Eravamo partiti da un luogo comune - che Verne sia uno scrittore di facile comprensione - e abbiamo scoperto che egli è sempre attuale e interessante perché ci dice assai più cose su noi stessi di quante non ne racconti sulla realtà esterna, sul mondo fantastico dei suoi eroi, delle sue avventure, delle sue macchine prodigiose. E non è forse questa la caratteristica fondamentale dei classici: quella, cioè, di non aver mai finito di dire quel che hanno da dire? Come dei poliedri meravigliosamente sfaccettati, noi li giriamo e rigiriamo fra le dita, li ammiriamo, li contempliamo senza mai stancarcene; e, quando crediamo di averne afferrato l'essenza, ecco che un impercettibile movimento della nostra mano fa sì che la luce ne colpisca le facce sotto un'angolazione impercettibilmente diversa. Allora ci ritroviamo sul palmo, con immenso stupore, un oggetto totalmente nuovo, un prodigio inaspettato che ci obbliga a ripensare tutto quel che credevamo di conoscere; compresi la nostra facoltà di comprensione e il nostro stesso io.

 

NOTE

 

1)      BECKER, Beril, Jules Verne, il viaggiatore della fantasia, Milano, Mursia, 1974, pp. 202-204.

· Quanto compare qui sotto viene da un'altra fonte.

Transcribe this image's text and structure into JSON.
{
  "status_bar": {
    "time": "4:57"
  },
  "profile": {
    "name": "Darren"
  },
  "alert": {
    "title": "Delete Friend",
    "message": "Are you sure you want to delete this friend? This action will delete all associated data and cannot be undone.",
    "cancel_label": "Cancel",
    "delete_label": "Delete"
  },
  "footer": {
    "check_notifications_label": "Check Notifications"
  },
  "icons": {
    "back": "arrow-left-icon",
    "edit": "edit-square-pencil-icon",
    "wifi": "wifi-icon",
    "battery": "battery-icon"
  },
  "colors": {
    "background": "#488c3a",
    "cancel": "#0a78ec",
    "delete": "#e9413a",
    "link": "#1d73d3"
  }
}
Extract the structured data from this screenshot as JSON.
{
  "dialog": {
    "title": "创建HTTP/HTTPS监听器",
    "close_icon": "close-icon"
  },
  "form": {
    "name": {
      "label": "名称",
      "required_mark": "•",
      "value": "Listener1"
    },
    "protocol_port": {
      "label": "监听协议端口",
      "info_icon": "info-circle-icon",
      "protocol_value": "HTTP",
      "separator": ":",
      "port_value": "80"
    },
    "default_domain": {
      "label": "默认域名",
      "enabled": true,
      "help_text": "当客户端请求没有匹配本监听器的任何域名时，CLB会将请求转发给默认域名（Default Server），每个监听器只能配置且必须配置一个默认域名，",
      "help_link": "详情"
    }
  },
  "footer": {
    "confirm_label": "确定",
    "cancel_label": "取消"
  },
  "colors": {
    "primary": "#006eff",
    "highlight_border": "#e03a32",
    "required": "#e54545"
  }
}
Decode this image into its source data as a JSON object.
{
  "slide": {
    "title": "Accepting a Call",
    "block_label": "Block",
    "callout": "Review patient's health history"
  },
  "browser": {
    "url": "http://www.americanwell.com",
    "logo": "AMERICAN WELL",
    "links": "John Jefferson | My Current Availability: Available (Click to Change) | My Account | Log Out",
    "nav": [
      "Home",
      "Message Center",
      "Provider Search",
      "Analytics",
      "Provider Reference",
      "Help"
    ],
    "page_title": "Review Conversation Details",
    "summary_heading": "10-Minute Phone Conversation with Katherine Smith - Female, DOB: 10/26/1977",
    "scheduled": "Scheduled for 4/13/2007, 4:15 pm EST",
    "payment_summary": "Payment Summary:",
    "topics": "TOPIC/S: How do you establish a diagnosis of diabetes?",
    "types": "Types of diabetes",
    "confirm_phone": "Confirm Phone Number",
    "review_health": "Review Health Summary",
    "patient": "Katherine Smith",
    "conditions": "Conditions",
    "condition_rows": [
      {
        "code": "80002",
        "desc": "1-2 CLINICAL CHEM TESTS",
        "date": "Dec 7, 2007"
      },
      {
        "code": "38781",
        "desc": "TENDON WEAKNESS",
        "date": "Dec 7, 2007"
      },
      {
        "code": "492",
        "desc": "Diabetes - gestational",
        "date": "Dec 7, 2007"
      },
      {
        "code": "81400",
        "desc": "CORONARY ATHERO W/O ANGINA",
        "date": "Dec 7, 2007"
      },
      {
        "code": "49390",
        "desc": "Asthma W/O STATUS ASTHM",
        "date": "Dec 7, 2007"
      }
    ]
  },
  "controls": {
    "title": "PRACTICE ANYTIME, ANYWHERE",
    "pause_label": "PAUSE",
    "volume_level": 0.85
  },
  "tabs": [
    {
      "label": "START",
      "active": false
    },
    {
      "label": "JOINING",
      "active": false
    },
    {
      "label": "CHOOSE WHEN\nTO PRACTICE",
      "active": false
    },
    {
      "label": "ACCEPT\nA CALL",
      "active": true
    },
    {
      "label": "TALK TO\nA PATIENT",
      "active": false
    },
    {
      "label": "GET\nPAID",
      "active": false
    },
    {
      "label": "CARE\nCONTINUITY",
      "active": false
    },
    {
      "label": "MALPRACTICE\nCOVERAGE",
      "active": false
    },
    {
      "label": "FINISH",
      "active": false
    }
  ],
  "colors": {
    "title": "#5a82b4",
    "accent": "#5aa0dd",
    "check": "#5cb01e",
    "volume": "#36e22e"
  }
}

2)      SORIANO, Marc, Il caso Verne, Milano, Emme Edizioni, 1982, pp. 134-35.

3)      Ibidem, p. 124.

4)      Ibidem, p. 191.

5)      Ibidem, pp. 248-250.

 

                                                                                 

 

  

Riassunto della conferenza tenuta dal prof. Francesco Lamendola per la "Alliance Française", lunedì 12 dicembre del 2005, presso il Palazzo dell'Umanesimo Latino in Treviso.